Single-payer healthcare is firmly supported by the left and centrists in America according to polling. But, it will never be instituted because the common approach to all government benefits for the people is entirely wrong and most often backward from our economic reality.
Despite numerous studies showing that Americans already pay enough via Medicare, Medicaid, VA, and various other programs to fund the entirety of our current healthcare system, politicians dodge the issue by insisting that additional taxation or premiums be levied to "pay for" a system that is cheaper and more effective than what we currently have. Doing so would be disastrous to our economy because single-payer is "deflationary", not a cost to the people.

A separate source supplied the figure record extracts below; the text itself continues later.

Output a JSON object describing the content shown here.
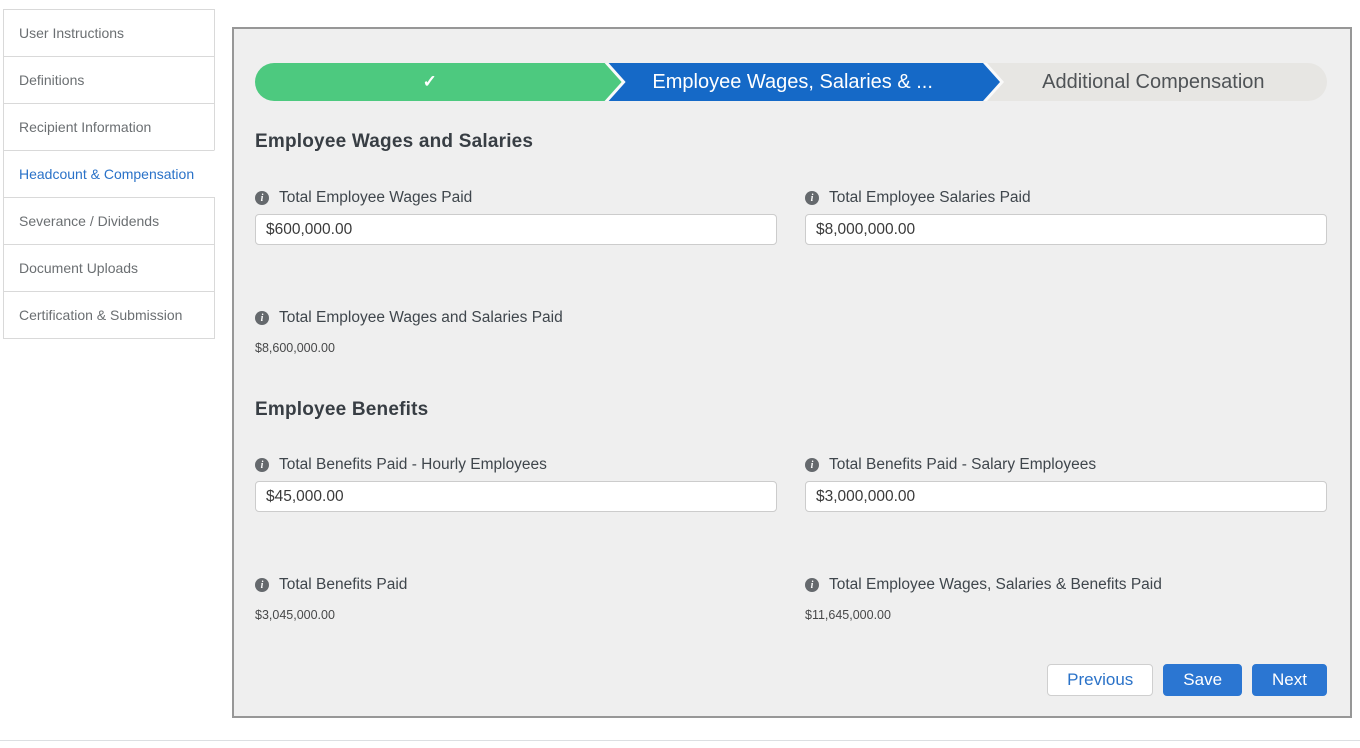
{
  "icons": {
    "info": "i",
    "check": "✓"
  },
  "sidebar": {
    "items": [
      {
        "label": "User Instructions",
        "active": false
      },
      {
        "label": "Definitions",
        "active": false
      },
      {
        "label": "Recipient Information",
        "active": false
      },
      {
        "label": "Headcount & Compensation",
        "active": true
      },
      {
        "label": "Severance / Dividends",
        "active": false
      },
      {
        "label": "Document Uploads",
        "active": false
      },
      {
        "label": "Certification & Submission",
        "active": false
      }
    ]
  },
  "stepper": {
    "current_label": "Employee Wages, Salaries & ...",
    "upcoming_label": "Additional Compensation"
  },
  "wages_section": {
    "heading": "Employee Wages and Salaries",
    "wages_paid": {
      "label": "Total Employee Wages Paid",
      "value": "$600,000.00"
    },
    "salaries_paid": {
      "label": "Total Employee Salaries Paid",
      "value": "$8,000,000.00"
    },
    "total": {
      "label": "Total Employee Wages and Salaries Paid",
      "value": "$8,600,000.00"
    }
  },
  "benefits_section": {
    "heading": "Employee Benefits",
    "hourly": {
      "label": "Total Benefits Paid - Hourly Employees",
      "value": "$45,000.00"
    },
    "salary": {
      "label": "Total Benefits Paid - Salary Employees",
      "value": "$3,000,000.00"
    },
    "total_benefits": {
      "label": "Total Benefits Paid",
      "value": "$3,045,000.00"
    },
    "grand_total": {
      "label": "Total Employee Wages, Salaries & Benefits Paid",
      "value": "$11,645,000.00"
    }
  },
  "buttons": {
    "previous": "Previous",
    "save": "Save",
    "next": "Next"
  },
  "colors": {
    "completed_green": "#4dc97f",
    "current_blue": "#1569c7",
    "button_blue": "#2b76d2",
    "panel_bg": "#efefef",
    "active_link_blue": "#2a72c8"
  }
}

I won't even get into the debate about whether taxes pay for the government and its programs at the federal level (hint; they don't). Instead, I would simply use the graph you presented showing the imbalance between Drs. and administrative staff. Most of those administrators would be forced into involuntary unemployment and need retraining and financial support until they could find suitable employment. We would owe them considerably more than what state unemployment programs pay and that would include retraining/education.

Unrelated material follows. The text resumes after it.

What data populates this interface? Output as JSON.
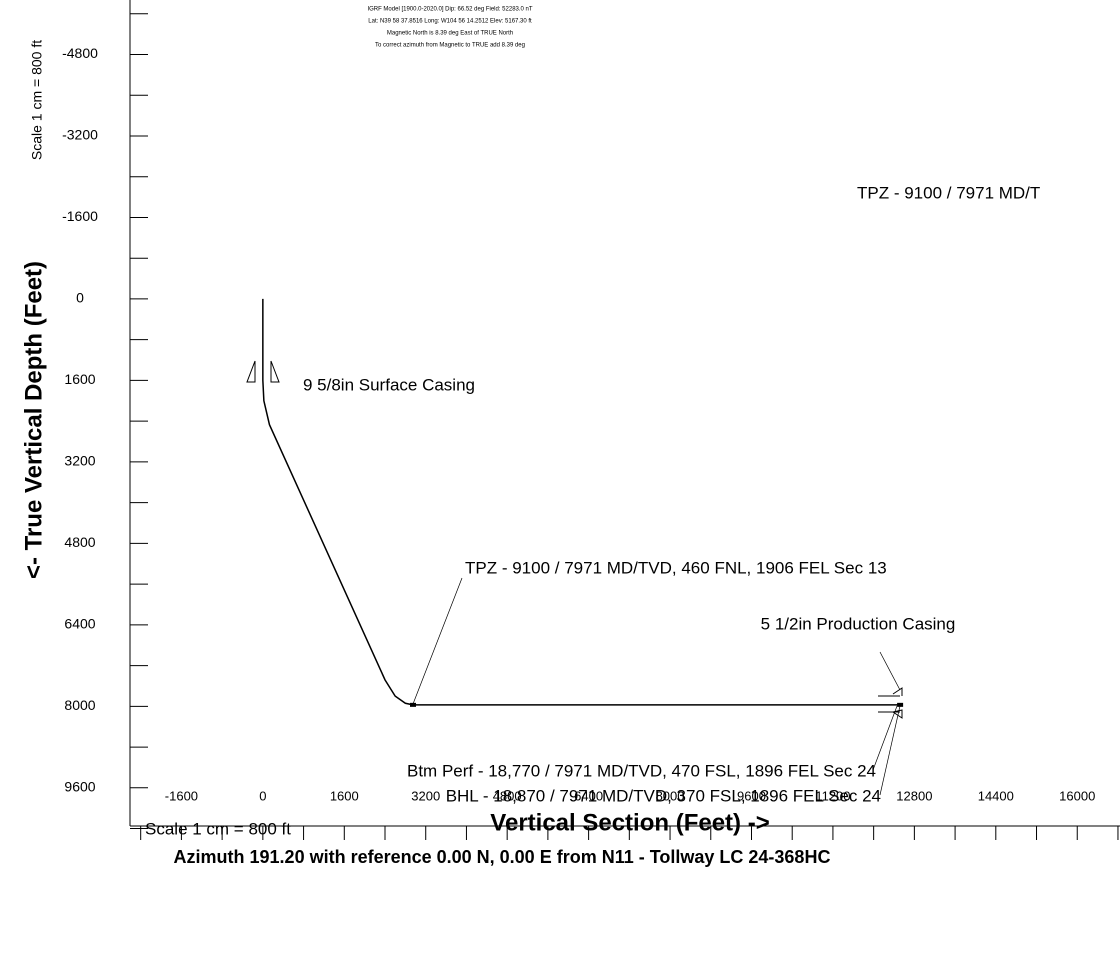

This number of potential unemployed people as a result of adopting a single-payer is estimated as high as one million by some fairly astute economists. Removing billions of dollars from the private sector isn't going to be an answer to such demand deficiency and would likely only make the need for financial support programs that much greater.

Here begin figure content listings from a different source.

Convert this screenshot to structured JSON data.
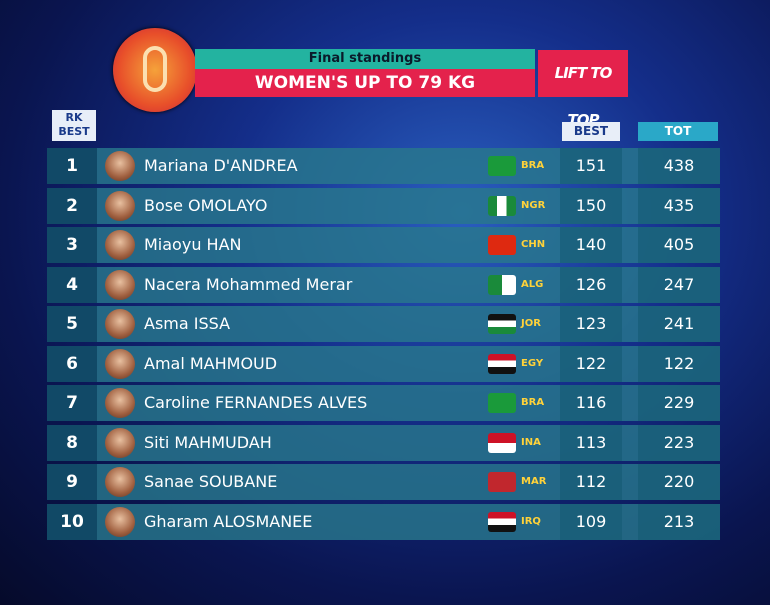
{
  "header": {
    "title": "Final standings",
    "subtitle": "WOMEN'S UP TO 79 KG",
    "logo": "LIFT TO TOP"
  },
  "table": {
    "columns": {
      "rank": [
        "RK",
        "BEST"
      ],
      "best": "BEST",
      "total": "TOT"
    },
    "rows": [
      [
        "1",
        "Mariana D'ANDREA",
        "BRA",
        "151",
        "438"
      ],
      [
        "2",
        "Bose OMOLAYO",
        "NGR",
        "150",
        "435"
      ],
      [
        "3",
        "Miaoyu HAN",
        "CHN",
        "140",
        "405"
      ],
      [
        "4",
        "Nacera Mohammed Merar",
        "ALG",
        "126",
        "247"
      ],
      [
        "5",
        "Asma ISSA",
        "JOR",
        "123",
        "241"
      ],
      [
        "6",
        "Amal MAHMOUD",
        "EGY",
        "122",
        "122"
      ],
      [
        "7",
        "Caroline FERNANDES ALVES",
        "BRA",
        "116",
        "229"
      ],
      [
        "8",
        "Siti MAHMUDAH",
        "INA",
        "113",
        "223"
      ],
      [
        "9",
        "Sanae SOUBANE",
        "MAR",
        "112",
        "220"
      ],
      [
        "10",
        "Gharam ALOSMANEE",
        "IRQ",
        "109",
        "213"
      ]
    ]
  }
}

In its zeal to be seen as "fiscally responsible", Congress would most likely "tighten its belt" to squeeze out money to "pay for" something that doesn't need to be paid for, and that number would be large enough to throw us into a deep recession before we knew how wrong they got it. If we stacked such lunacy on top of the current mistaken concept of higher interest rates to cure inflation currently accepted by our Fed, (they promise it will work this time and not just increase inequality as it has historically) we might skip right over the recession and go to full-blown depression.